Webmaster’s note 10/14/2018: This is older content from the previous version of the LexFA site. We’re including it here on the blog so it can be searched under the Essays and Articles category, and under the blog post tags as well.
by Robert Holland
A virus alert is undoubtedly a hoax if it bears all the classic warning signs.
- “IBM announced”
IBM does not, ever, announce viruses, they’re a hardware company. That would make as much sense as Frigidaire announcing a food poisoning case.
- “There is no remedy”
There’s always a remedy. It may not be easy, but any virus can be defeated.
- “It will eat all your information”
This breathless, excited tone of speech is a dead giveaway. Real virus reports will be written in a calm, journalistic style. This kind of overworked, unprofessional hack writing points to a bored 14-year-old trying to get a rise. Similarly, comparison to “Melissa” and product name-dropping (Netscape and Explorer) are transparent attempts to provide a false air of authenticity.

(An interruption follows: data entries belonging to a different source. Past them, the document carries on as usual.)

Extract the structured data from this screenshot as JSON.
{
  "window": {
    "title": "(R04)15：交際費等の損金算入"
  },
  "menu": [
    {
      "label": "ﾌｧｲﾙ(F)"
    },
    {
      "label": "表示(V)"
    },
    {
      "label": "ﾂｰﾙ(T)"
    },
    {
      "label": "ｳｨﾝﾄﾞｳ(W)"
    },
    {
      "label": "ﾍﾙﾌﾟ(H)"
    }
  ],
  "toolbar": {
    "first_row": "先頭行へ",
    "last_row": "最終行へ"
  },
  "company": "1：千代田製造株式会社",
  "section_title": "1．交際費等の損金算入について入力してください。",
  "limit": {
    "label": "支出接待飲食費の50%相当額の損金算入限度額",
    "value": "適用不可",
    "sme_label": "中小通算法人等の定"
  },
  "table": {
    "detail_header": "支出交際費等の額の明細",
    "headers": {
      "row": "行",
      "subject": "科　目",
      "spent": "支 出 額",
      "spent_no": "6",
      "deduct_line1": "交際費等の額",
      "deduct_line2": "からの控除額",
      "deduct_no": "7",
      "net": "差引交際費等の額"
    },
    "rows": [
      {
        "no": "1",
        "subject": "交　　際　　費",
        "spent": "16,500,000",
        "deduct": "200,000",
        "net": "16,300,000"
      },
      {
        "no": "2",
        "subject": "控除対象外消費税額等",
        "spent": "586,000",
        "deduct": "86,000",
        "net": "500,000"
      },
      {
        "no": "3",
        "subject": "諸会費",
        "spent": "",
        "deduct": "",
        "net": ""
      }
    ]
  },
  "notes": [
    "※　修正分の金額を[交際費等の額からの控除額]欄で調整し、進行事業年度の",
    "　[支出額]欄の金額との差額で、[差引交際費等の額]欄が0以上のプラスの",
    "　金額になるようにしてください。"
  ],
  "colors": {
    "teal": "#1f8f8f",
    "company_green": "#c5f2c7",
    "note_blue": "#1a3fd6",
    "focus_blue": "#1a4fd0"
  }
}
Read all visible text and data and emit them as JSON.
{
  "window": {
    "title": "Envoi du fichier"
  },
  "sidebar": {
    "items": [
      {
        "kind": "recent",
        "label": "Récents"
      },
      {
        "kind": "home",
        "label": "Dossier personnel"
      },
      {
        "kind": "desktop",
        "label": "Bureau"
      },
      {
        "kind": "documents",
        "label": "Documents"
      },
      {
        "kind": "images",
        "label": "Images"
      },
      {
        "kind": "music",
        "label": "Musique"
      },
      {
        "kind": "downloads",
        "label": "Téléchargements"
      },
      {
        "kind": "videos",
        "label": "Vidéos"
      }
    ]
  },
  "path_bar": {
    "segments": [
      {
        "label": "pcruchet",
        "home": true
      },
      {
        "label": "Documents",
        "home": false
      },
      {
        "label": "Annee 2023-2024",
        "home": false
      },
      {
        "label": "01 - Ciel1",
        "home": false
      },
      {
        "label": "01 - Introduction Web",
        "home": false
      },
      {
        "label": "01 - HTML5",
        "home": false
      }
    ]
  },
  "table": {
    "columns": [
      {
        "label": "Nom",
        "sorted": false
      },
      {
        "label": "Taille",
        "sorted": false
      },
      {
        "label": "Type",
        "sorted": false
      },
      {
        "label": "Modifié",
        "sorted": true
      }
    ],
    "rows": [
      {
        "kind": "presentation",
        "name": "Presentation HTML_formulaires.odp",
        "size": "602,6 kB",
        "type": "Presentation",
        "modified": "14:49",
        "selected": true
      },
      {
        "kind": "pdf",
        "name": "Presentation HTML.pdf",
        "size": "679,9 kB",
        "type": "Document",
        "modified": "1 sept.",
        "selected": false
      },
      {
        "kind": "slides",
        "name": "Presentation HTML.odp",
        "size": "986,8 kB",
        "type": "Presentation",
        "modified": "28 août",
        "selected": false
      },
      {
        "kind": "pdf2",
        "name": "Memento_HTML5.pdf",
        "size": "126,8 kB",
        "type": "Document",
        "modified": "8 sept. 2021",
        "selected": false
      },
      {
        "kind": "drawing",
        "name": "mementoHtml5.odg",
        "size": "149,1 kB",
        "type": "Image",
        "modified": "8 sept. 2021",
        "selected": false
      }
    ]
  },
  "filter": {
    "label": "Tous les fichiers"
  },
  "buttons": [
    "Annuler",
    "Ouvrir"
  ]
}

- “Do not open anything with this title”
Once again, unless you’ve got your e-mail client set to autorun attachments (and hopefully you’re not this stupid), it is not possible to get a virus simply from reading an e-mail.
- “Pass this message on to all your contacts”
This is another dead giveaway. Real virus reports are announced through official websites and news services. They don’t need individual users to manually propagate them. Anything that tells you to send it to all your friends is a bored individual’s attempt to get his spam propagated as far and as fast as possible.
These things aren’t hard to spot, once you know what to look for. Some even bear is a fake dateline or a “this was just announced yesterday” to lend a sense of immediacy to a message that has, in fact, been circulating for months.